The search for such a wisdom was at the heart of the lives of the desert fathers and mothers of the early church. What is striking, is that they grasped that to find such wisdom was in the first instance not about how to live in the world, but how to live with one’s self. If one could learn how to live peaceably with the struggles and temptations that are within, then perhaps one could do so as well with other people. As a result, these desert dwellers were loath to find fault in others, when the true struggle was to come to terms with one’s own.
So the story is told of a brother who had sinned, and was turned out of the church by the priest. Abba Bessarion got up and followed him out, for he said, “I too am a sinner.”
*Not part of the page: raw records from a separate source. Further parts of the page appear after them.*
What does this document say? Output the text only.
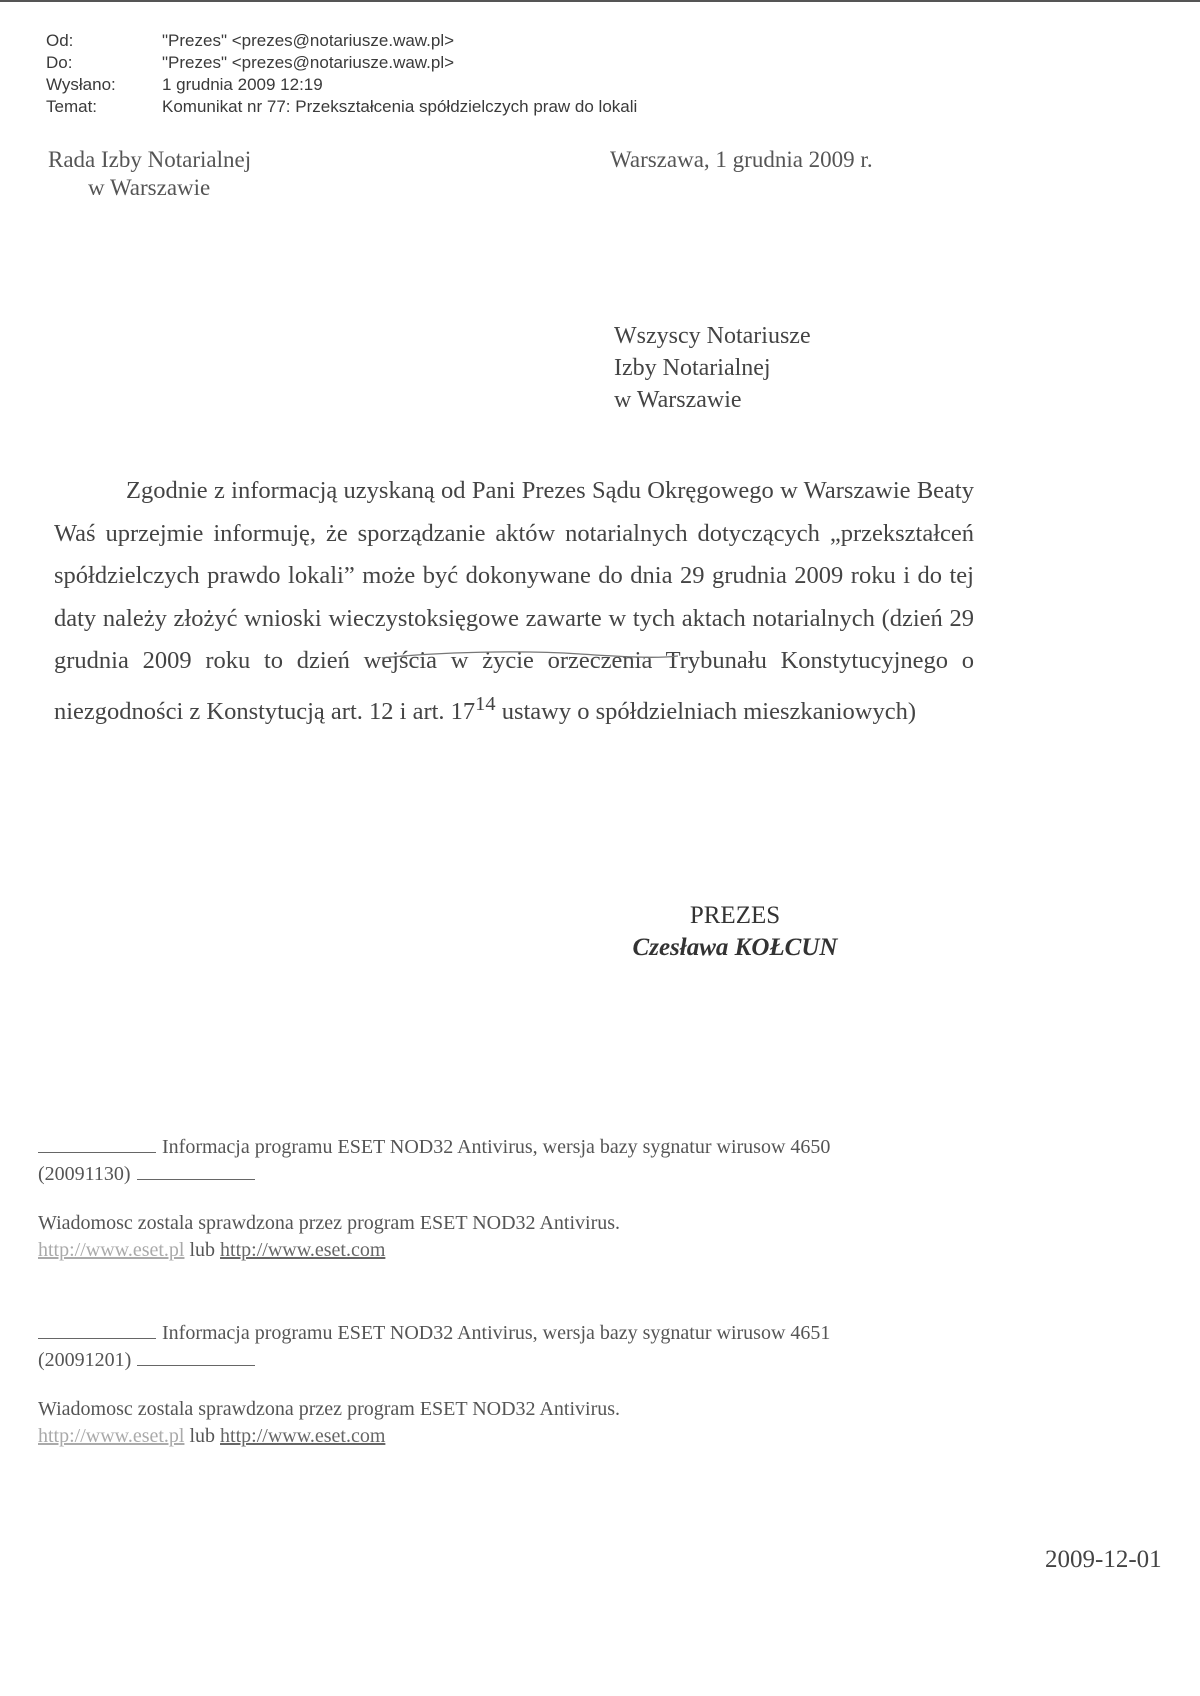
Od:	"Prezes" <prezes@notariusze.waw.pl>
Do:	"Prezes" <prezes@notariusze.waw.pl>
Wysłano:	1 grudnia 2009 12:19
Temat:	Komunikat nr 77: Przekształcenia spółdzielczych praw do lokali
Rada Izby Notarialnej
w Warszawie
Warszawa, 1 grudnia 2009 r.
Wszyscy Notariusze
Izby Notarialnej
w Warszawie

Zgodnie z informacją uzyskaną od Pani Prezes Sądu Okręgowego w Warszawie Beaty Waś uprzejmie informuję, że sporządzanie aktów notarialnych dotyczących „przekształceń spółdzielczych prawdo lokali” może być dokonywane do dnia 29 grudnia 2009 roku i do tej daty należy złożyć wnioski wieczystoksięgowe zawarte w tych aktach notarialnych (dzień 29 grudnia 2009 roku to dzień wejścia w życie orzeczenia Trybunału Konstytucyjnego o niezgodności z Konstytucją art. 12 i art. $17^{14}$ ustawy o spółdzielniach mieszkaniowych)

PREZES
Czesława KOŁCUN
Informacja programu ESET NOD32 Antivirus, wersja bazy sygnatur wirusow 4650
(20091130)
Wiadomosc zostala sprawdzona przez program ESET NOD32 Antivirus.
http://www.eset.pl lub http://www.eset.com
Informacja programu ESET NOD32 Antivirus, wersja bazy sygnatur wirusow 4651
(20091201)
Wiadomosc zostala sprawdzona przez program ESET NOD32 Antivirus.
http://www.eset.pl lub http://www.eset.com
2009-12-01
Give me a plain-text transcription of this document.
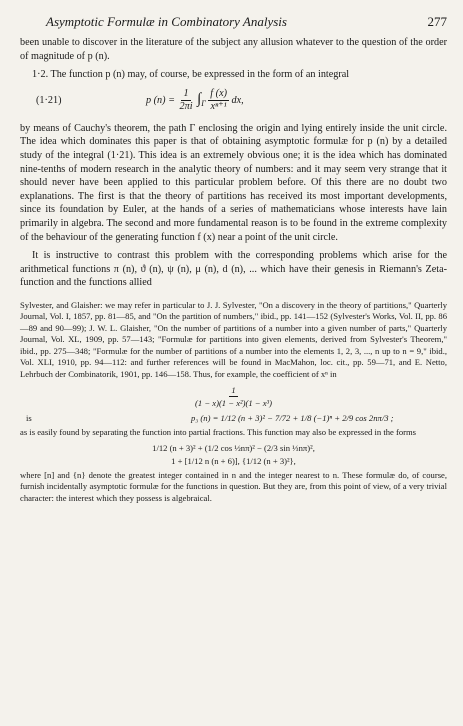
Asymptotic Formulæ in Combinatory Analysis	277

been unable to discover in the literature of the subject any allusion whatever to the question of the order of magnitude of p (n).

1·2. The function p (n) may, of course, be expressed in the form of an integral

(1·21)	p $(n) = \frac{1}{2\pi i} \int_\Gamma \frac{f (x)}{\text{xⁿ⁺¹}}$ dx,

by means of Cauchy's theorem, the path Γ enclosing the origin and lying entirely inside the unit circle. The idea which dominates this paper is that of obtaining asymptotic formulæ for p (n) by a detailed study of the integral (1·21). This idea is an extremely obvious one; it is the idea which has dominated nine-tenths of modern research in the analytic theory of numbers: and it may seem very strange that it should never have been applied to this particular problem before. Of this there are no doubt two explanations. The first is that the theory of partitions has received its most important developments, since its foundation by Euler, at the hands of a series of mathematicians whose interests have lain primarily in algebra. The second and more fundamental reason is to be found in the extreme complexity of the behaviour of the generating function f (x) near a point of the unit circle.

It is instructive to contrast this problem with the corresponding problems which arise for the arithmetical functions π (n), ϑ (n), ψ (n), μ (n), d (n), ... which have their genesis in Riemann's Zeta-function and the functions allied

Sylvester, and Glaisher: we may refer in particular to J. J. Sylvester, "On a discovery in the theory of partitions," Quarterly Journal, Vol. I, 1857, pp. 81—85, and "On the partition of numbers," ibid., pp. 141—152 (Sylvester's Works, Vol. II, pp. 86—89 and 90—99); J. W. L. Glaisher, "On the number of partitions of a number into a given number of parts," Quarterly Journal, Vol. XL, 1909, pp. 57—143; "Formulæ for partitions into given elements, derived from Sylvester's Theorem," ibid., pp. 275—348; "Formulæ for the number of partitions of a number into the elements 1, 2, 3, ..., n up to n = 9," ibid., Vol. XLI, 1910, pp. 94—112: and further references will be found in MacMahon, loc. cit., pp. 59—71, and E. Netto, Lehrbuch der Combinatorik, 1901, pp. 146—158. Thus, for example, the coefficient of xⁿ in

$\frac{1}{\text{(1 − x)(1 − x²)(1 − x³)}}$
is	p₃ (n) = 1/12 (n + 3)² − 7/72 + 1/8 (−1)ⁿ + 2/9 cos 2nπ/3 ;

as is easily found by separating the function into partial fractions. This function may also be expressed in the forms

1/12 (n + 3)² + (1/2 cos ½nπ)² − (2/3 sin ⅓nπ)²,
1 + [1/12 n (n + 6)], {1/12 (n + 3)²},

where [n] and {n} denote the greatest integer contained in n and the integer nearest to n. These formulæ do, of course, furnish incidentally asymptotic formulæ for the functions in question. But they are, from this point of view, of a very trivial character: the interest which they possess is algebraical.
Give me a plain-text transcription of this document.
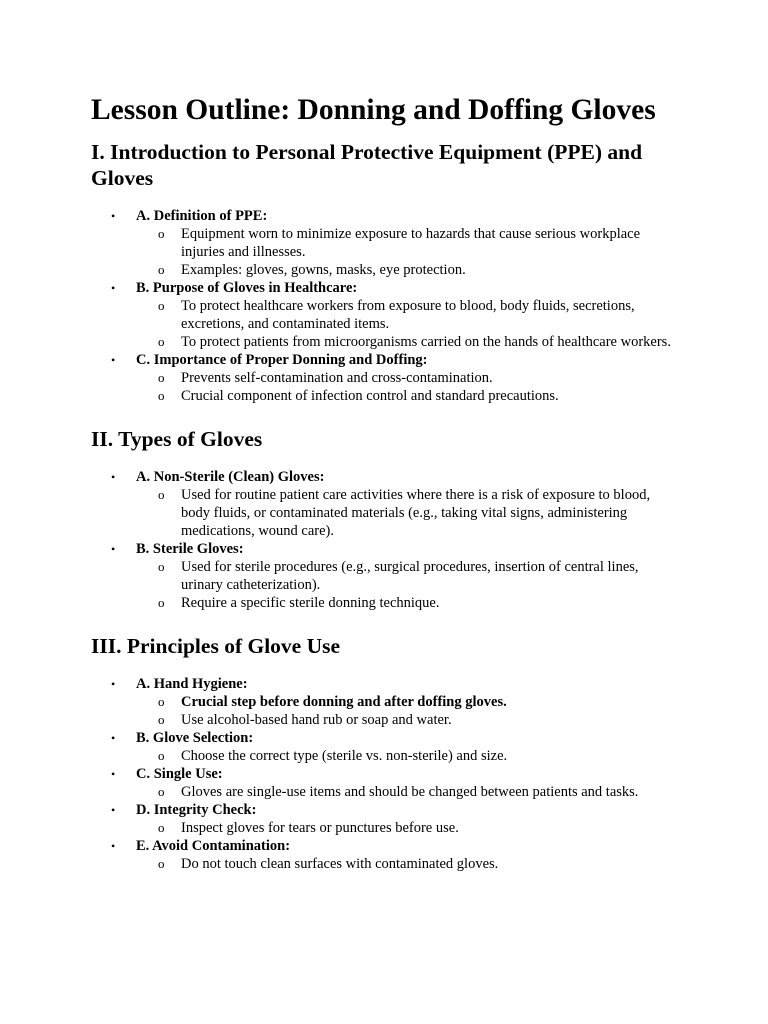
Lesson Outline: Donning and Doffing Gloves
I. Introduction to Personal Protective Equipment (PPE) and Gloves
• A. Definition of PPE:
o Equipment worn to minimize exposure to hazards that cause serious workplace injuries and illnesses.
o Examples: gloves, gowns, masks, eye protection.
• B. Purpose of Gloves in Healthcare:
o To protect healthcare workers from exposure to blood, body fluids, secretions, excretions, and contaminated items.
o To protect patients from microorganisms carried on the hands of healthcare workers.
• C. Importance of Proper Donning and Doffing:
o Prevents self-contamination and cross-contamination.
o Crucial component of infection control and standard precautions.
II. Types of Gloves
• A. Non-Sterile (Clean) Gloves:
o Used for routine patient care activities where there is a risk of exposure to blood, body fluids, or contaminated materials (e.g., taking vital signs, administering medications, wound care).
• B. Sterile Gloves:
o Used for sterile procedures (e.g., surgical procedures, insertion of central lines, urinary catheterization).
o Require a specific sterile donning technique.
III. Principles of Glove Use
• A. Hand Hygiene:
o Crucial step before donning and after doffing gloves.
o Use alcohol-based hand rub or soap and water.
• B. Glove Selection:
o Choose the correct type (sterile vs. non-sterile) and size.
• C. Single Use:
o Gloves are single-use items and should be changed between patients and tasks.
• D. Integrity Check:
o Inspect gloves for tears or punctures before use.
• E. Avoid Contamination:
o Do not touch clean surfaces with contaminated gloves.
Or again, there was a brother at Scetis who had committed a fault. So they called a meeting and invited Abba Moses. He refused to go. The priest sent someone to say to him, “We are all waiting for you.” So Moses got up and set off; and he took a leaky jug and filled it with water and took it with him. The others came out to meet him and said, “Father, what is this?” The old man said to them, “My sins run out behind me and I cannot see them, yet here I am coming to sit in judgment on the mistakes of somebody else.” When they heard this saying, they called off the meeting.[*]
You see, Jesus teaches a path of peaceableness which in all things seeks to have compassion and mercy on the other, because of the weakness and fault of the self. That’s why James puts Jesus’ Sermon on the Mount front and center in what he writes, for it was there that Jesus so clearly taught, “Blessed are the peacemakers, for they are the children of God.”
The possibility of living that way of life is opened to us in Jesus because he shows us that we no longer have to justify ourselves before God: in Jesus, God’s truth and mercy have already stepped into the breach, and we don’t have to create it. The wisdom that we acquire by faith is to trust, to lean into, to put our weight on that promise.
This is the “gentleness born of wisdom” that James encourages in us today. It is a vision of what life might be like, were we to exercise the restraint of judgment and generosity of spirit toward the other which characterizes the kingdom of heaven. But it is also the patience to dwell on this side of the kingdom with life as it is, still far short of the peaceableness which is our truest desire.
For yet again as it is written, some old men came to see Abba Poemen and said to him, “We see some of the brothers falling asleep during divine worship. Should we wake them up?” Abba Poemen replied, “As for me, when I see a brother who is falling asleep during the [prayers], I lay his head on my knees and let him rest.” Amen.
[*] Stories taken from Rowan Williams, Silence and Honey Cakes: The Wisdom of the Desert (2003).